CiLSM14Aa acts as a cytosolic dsRNA sensor to activate antiviral immunity against GCRV-II.

Abstract

The innate immune system relies on pattern recognition receptors (PRRs) to detect viral pathogens and initiate antiviral responses. LSM14A, a conserved RNA-binding protein involved in mRNA metabolism, has recently emerged as a cytosolic nucleic acid sensor in vertebrates. However, its role in teleost immunity remains unclear. In this study, two LSM14A paralogs were identified in grass carp (Ctenopharyngodon idella), designated CiLSM14Aa and CiLSM14Ab, and their functions during infection with grass carp reovirus genotype II (GCRV-II) were investigated. Both CiLSM14Aa and CiLSM14Ab were significantly upregulated following GCRV-II infection or poly(I:C) stimulation. Overexpression of CiLSM14Aa or CiLSM14Ab inhibited GCRV-II replication and enhanced the expression of type I interferon and interferon-stimulated genes (ISGs).
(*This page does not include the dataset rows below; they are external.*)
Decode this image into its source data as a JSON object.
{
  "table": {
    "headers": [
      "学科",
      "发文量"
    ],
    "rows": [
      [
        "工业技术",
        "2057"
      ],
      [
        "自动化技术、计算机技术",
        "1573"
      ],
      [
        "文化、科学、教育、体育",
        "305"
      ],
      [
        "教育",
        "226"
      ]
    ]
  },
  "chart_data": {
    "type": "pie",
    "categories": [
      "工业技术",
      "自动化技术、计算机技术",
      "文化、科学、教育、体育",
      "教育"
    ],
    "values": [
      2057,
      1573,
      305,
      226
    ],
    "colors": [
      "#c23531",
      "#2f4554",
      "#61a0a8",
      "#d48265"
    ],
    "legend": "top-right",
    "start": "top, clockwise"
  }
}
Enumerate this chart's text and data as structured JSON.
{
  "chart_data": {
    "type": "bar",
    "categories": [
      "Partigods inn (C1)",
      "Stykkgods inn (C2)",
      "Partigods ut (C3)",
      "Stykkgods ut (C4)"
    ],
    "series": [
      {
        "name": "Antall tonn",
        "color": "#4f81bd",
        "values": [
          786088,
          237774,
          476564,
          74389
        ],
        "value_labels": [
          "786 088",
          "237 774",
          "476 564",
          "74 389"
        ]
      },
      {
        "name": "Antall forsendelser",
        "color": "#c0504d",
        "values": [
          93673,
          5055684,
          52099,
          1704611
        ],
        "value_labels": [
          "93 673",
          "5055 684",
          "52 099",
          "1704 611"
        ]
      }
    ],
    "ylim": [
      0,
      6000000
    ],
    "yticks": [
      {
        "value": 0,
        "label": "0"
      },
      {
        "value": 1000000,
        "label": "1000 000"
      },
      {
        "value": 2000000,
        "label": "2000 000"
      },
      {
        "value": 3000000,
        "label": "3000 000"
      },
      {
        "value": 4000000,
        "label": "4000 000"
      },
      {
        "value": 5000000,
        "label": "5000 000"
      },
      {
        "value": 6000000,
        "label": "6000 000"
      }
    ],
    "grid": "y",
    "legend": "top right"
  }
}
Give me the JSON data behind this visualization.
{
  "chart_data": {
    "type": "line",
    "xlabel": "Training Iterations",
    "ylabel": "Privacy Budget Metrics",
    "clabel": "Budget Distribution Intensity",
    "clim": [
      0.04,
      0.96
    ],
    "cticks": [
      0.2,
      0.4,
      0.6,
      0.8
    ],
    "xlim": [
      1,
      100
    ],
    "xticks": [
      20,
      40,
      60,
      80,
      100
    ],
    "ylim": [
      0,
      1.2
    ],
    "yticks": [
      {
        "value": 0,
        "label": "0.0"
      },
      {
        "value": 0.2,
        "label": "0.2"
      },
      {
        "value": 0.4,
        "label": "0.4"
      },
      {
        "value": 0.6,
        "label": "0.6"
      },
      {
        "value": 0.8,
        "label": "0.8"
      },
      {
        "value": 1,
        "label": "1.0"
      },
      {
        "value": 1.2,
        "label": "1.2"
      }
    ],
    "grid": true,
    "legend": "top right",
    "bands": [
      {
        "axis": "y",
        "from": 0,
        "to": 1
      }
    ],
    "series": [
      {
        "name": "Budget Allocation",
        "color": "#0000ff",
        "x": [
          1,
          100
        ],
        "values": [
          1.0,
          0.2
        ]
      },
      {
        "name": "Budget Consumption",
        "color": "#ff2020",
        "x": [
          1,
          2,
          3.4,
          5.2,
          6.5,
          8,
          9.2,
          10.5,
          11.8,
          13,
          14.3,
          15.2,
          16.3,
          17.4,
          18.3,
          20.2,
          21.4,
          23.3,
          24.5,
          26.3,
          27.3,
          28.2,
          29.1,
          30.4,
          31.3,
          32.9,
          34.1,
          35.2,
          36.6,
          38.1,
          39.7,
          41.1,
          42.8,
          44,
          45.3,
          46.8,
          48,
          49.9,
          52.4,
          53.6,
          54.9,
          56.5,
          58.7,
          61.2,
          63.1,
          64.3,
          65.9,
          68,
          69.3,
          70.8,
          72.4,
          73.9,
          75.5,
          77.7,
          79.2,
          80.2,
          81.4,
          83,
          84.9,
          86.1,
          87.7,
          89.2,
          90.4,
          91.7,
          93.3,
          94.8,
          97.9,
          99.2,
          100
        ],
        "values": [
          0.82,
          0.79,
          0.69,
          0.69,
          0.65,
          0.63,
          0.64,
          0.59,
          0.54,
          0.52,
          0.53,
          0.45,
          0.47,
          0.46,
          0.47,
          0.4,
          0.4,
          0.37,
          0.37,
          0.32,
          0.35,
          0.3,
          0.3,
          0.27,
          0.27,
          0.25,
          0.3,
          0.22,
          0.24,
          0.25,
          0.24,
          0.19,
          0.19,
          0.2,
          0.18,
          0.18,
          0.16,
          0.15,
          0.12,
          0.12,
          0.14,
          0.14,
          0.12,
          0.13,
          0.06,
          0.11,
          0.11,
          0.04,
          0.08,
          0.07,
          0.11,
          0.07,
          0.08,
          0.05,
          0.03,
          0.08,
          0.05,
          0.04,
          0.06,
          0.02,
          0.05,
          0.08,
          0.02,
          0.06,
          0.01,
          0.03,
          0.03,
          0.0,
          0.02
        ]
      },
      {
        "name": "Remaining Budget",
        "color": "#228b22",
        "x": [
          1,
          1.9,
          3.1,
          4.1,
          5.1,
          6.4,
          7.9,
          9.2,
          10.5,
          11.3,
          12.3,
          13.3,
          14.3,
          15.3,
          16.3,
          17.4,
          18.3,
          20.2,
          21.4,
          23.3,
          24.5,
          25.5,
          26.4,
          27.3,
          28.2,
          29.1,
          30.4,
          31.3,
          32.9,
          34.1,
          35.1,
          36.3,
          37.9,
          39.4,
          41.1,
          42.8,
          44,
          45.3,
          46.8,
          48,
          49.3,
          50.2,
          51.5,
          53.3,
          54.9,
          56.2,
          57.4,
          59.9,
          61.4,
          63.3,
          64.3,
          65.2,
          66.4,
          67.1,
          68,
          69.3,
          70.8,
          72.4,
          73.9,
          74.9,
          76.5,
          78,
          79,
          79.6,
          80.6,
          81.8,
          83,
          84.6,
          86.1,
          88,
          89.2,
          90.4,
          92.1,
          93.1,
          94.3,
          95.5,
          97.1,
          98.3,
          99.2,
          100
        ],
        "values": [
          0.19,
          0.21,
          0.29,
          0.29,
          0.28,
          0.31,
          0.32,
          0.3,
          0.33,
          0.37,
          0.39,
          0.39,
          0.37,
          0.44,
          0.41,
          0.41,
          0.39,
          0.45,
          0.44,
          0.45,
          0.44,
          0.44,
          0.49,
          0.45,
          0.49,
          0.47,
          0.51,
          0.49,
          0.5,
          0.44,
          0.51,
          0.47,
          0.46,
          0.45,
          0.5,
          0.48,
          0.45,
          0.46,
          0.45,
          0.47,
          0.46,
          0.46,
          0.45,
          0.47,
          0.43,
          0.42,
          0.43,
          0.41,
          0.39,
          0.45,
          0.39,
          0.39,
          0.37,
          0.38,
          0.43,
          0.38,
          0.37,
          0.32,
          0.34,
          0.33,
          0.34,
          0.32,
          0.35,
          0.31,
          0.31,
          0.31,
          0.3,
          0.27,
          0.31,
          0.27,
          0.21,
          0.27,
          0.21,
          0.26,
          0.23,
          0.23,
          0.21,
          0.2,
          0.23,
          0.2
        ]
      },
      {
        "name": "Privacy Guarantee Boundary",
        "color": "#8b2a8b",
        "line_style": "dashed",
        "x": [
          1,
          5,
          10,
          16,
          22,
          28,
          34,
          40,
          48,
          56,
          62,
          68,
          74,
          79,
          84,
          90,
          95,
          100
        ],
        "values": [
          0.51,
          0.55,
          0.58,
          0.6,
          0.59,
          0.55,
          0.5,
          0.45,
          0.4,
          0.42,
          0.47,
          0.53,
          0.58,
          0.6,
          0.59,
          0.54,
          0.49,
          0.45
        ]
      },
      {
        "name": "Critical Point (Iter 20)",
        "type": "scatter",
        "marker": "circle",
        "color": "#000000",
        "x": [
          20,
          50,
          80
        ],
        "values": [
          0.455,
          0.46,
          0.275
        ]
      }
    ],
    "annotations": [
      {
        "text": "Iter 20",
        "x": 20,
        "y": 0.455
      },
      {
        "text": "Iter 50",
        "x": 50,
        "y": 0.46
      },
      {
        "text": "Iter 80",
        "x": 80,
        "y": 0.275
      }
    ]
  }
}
Further analysis revealed that CiLSM14Aa and CiLSM14Ab can form homodimers and heterodimers. Notably, only CiLSM14Aa demonstrated direct binding to double-stranded RNA (dsRNA), suggesting a specific role as a cytosolic dsRNA sensor. These results demonstrate the essential antiviral roles of CiLSM14A paralogs and reveal their contributions to the initiation of innate immune defenses against GCRV-II infection.